Multiple urinary tract infections are associated with genotype and phenotype in adult polycystic kidney disease.


Eroglu E., Kocyigit İ., Cetin M., Zararsiz G., Imamoglu H., Bayramov R., ...Daha Fazla

Clinical and experimental nephrology, cilt.23, sa.10, ss.1188-1195, 2019 (SCI-Expanded) identifier identifier identifier

  • Yayın Türü: Makale / Tam Makale
  • Cilt numarası: 23 Sayı: 10
  • Basım Tarihi: 2019
  • Doi Numarası: 10.1007/s10157-019-01752-3
  • Dergi Adı: Clinical and experimental nephrology
  • Derginin Tarandığı İndeksler: Science Citation Index Expanded (SCI-EXPANDED), Scopus
  • Sayfa Sayıları: ss.1188-1195
  • Anahtar Kelimeler: Urinary tract infection, Total kidney volume, Polycystic kidney disease, PROGRESSION, GUIDELINES
  • Erciyes Üniversitesi Adresli: Evet

Özet

Background Urinary tract infections (UTI) are one of the important clinical presentations in patients with autosomal dominant polycystic kidney disease (ADPKD). The association between UTI among genotypic and phonotypic properties of ADPKD patients is still obscure. Thus, we investigated the relationship between UTI and polycystin gene mutation with total kidney volume. Methods Forty patients with ADPKD patients with a history of more than two UTI and age-gender-matched 40 ADPKD patients without UTI history enrolled in the study. Ambulatory blood pressure monitoring was performed in all participants.
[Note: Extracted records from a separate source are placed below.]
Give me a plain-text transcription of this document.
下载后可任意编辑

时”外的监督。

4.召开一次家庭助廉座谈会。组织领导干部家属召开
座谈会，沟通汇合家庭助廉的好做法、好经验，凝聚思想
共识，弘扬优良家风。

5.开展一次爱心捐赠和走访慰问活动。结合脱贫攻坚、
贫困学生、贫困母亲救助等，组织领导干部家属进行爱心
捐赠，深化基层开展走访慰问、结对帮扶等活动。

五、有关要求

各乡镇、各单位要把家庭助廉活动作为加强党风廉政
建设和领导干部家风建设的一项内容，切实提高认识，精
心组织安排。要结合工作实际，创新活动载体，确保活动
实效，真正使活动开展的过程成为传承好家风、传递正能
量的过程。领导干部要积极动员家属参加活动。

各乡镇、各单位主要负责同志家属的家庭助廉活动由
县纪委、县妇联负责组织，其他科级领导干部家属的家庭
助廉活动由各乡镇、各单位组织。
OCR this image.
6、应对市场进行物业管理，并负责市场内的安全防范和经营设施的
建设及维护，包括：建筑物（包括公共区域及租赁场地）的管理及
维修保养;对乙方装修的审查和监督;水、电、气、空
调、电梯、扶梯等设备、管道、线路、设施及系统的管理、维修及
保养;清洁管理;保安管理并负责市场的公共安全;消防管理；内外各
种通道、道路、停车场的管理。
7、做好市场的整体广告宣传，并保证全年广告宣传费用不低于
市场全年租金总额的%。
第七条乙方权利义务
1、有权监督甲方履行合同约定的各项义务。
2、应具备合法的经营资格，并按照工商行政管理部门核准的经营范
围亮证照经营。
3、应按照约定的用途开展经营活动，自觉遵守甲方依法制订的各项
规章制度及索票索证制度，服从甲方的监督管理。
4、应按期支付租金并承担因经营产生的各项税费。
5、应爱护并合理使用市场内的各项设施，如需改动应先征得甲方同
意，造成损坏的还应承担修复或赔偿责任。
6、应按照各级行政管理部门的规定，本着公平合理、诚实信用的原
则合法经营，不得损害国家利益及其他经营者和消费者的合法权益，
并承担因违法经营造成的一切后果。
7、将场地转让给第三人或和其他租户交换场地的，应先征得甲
Magnetic resonance imaging (MRI) was performed with a 1.5-T system, and total kidney volumes were calculated using mid-slice technique. To determine PKD1 and PKD2 genotype, we performed molecular and genetic tests involving the following steps: DNA isolation, next-generation sequencing (NGS) and data analysis. Results ADPKD patients with UTI had lower eGFR values than those without UTI [64.9 (32.2-100.8) vs 89.5 (59.0-110.0) (p = 0.041)]. In addition, patients with UTI had significantly increased height-adjusted total kidney volume than patients without UTI [950 (290-1350) vs 345 (243-780.0) (p = 0.005)]. Multiple logistic regression analysis showed that the PKD1-truncating mutation and hTKV independently predicted UTI. The sensitivity and specificity of hTKV were 65% and 77% (cutoff > 727 cm(3)) with an area of under the ROC curve of 0.70 (95% CI 0.56-0.85, p = 005). Conclusions ADPKD patients with larger kidneys and PKD1 mutation are susceptible to increased risk of multiple UTI. Additionally, renal function decreased in ADPKD patients with multiple UTI history.